La CFDT démarre aujourd'hui la dixième édition de sa campagne "Jobs saisonniers : vos droits ne sont pas en vacances". L'occasion de faire le point sur cette population très émiettée avec le sociologue Richard Dethyre, auteur de l'ouvrage «Avec les saisonniers» (éditions La Dispute). Interview.
Vous travaillez sur et avec les travailleurs saisonniers depuis longtemps. Quelles sont les caractéristiques de cette population ?
Parmi les 400.000 saisonniers, une partie sont des jeunes qui travaillent pendant leurs vacances, dont 41% disent travailler pour payer leurs charges et assurer leur quotidien pendant l'année, selon une enquête de la JOC réalisée en 2008. Les autres sont des professionnels du tourisme qui travaillent jusqu'à huit mois par an en plusieurs contrats et parfois sur plusieurs sites. Ce sont des salariés à la fois qualifiés et précaires. Ils n'ont en général pas choisi cette précarité, car le temps des « Bronzés font du ski » est révolu. Ils sont parfois employés au noir : 14% des jeunes saisonniers travailleraient sans contrat. Et quand ils sont déclarés, ils sont en CDD saisonnier, donc avec des droits réduits, sans parler de leurs conditions de logement, notamment. Il n'est pas étonnant que ce soit un désert syndical, malgré les efforts des confédérations.
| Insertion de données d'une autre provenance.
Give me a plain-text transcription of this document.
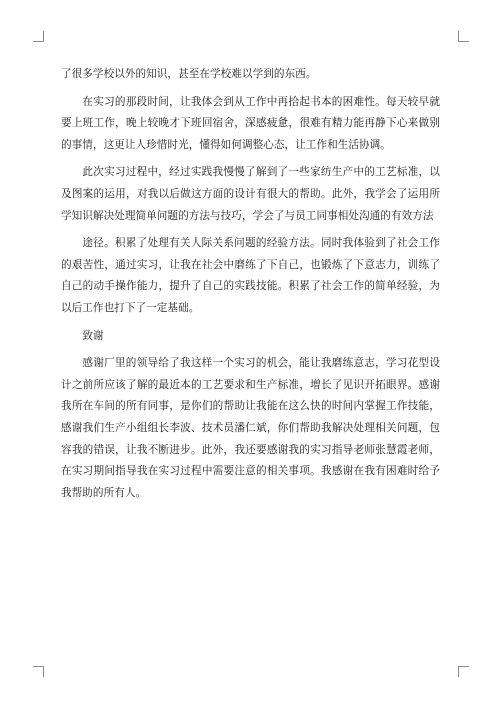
了很多学校以外的知识，甚至在学校难以学到的东西。

在实习的那段时间，让我体会到从工作中再拾起书本的困难性。每天较早就要上班工作，晚上较晚才下班回宿舍，深感疲惫，很难有精力能再静下心来做别的事情，这更让人珍惜时光，懂得如何调整心态，让工作和生活协调。

此次实习过程中，经过实践我慢慢了解到了一些家纺生产中的工艺标准，以及图案的运用，对我以后做这方面的设计有很大的帮助。此外，我学会了运用所学知识解决处理简单问题的方法与技巧，学会了与员工同事相处沟通的有效方法

途径。积累了处理有关人际关系问题的经验方法。同时我体验到了社会工作的艰苦性，通过实习，让我在社会中磨练了下自己，也锻炼了下意志力，训练了自己的动手操作能力，提升了自己的实践技能。积累了社会工作的简单经验，为以后工作也打下了一定基础。

致谢

感谢厂里的领导给了我这样一个实习的机会，能让我磨练意志，学习花型设计之前所应该了解的最近本的工艺要求和生产标准，增长了见识开拓眼界。感谢我所在车间的所有同事，是你们的帮助让我能在这么快的时间内掌握工作技能，感谢我们生产小组组长李波、技术员潘仁斌，你们帮助我解决处理相关问题，包容我的错误，让我不断进步。此外，我还要感谢我的实习指导老师张慧霞老师，在实习期间指导我在实习过程中需要注意的相关事项。我感谢在我有困难时给予我帮助的所有人。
Qu'entendez-vous par droits réduits ?
La nouvelle convention d'assurance-chômage est revenue sur l'interdiction d'être indemnisé au-delà de trois ans à cumuler les CDD saisonniers, mais le patronat va revenir à la charge en 2010. Il reste un double malus pour le salarié : il n'a pas de prime de 10% de fin de contrat comme dans les CDD classiques et il est indemnisé à peine plus de la moitié de ce que perçoivent les autres salariés alors qu'il cotise comme eux. Et puis, allez emprunter ou louer un logement avec ce type de contrat. La crise renforce encore tous ces inconvénients. Les gens prennent moins de vacances, donc les contrats sont plus courts et il est plus difficile de trouver du travail. Un certain nombre de saisonniers vont venir grossir les rangs des bénéficiaires du RSA.
Cette précarité n'est-elle pas inéluctable du fait de la saisonnalité ?Non. Nous avons engagé avec plusieurs associations intervenant auprès de saisonniers, dont notamment la JOC, un travail de réflexion qui doit aboutir dans un peu plus d'un an à la tenue d'un forum social des saisonniers auquel seront associés les syndicats. Il reste à inventer un statut du saisonnier qui permettrait de reconnaître l'intermittence de ces salariés. Il pourrait prendre appui sur le contrat à durée indéterminée intermittent (CDII) qui existe déjà, sous réserve de l'améliorer. Les saisonniers créent d'importantes richesses : la France accueille 78 millions de touristes chaque année pour un chiffre d'affaires de 140 milliards d'euros. Ils ne doivent pas être les oubliés de la sécurisation des parcours professionnels.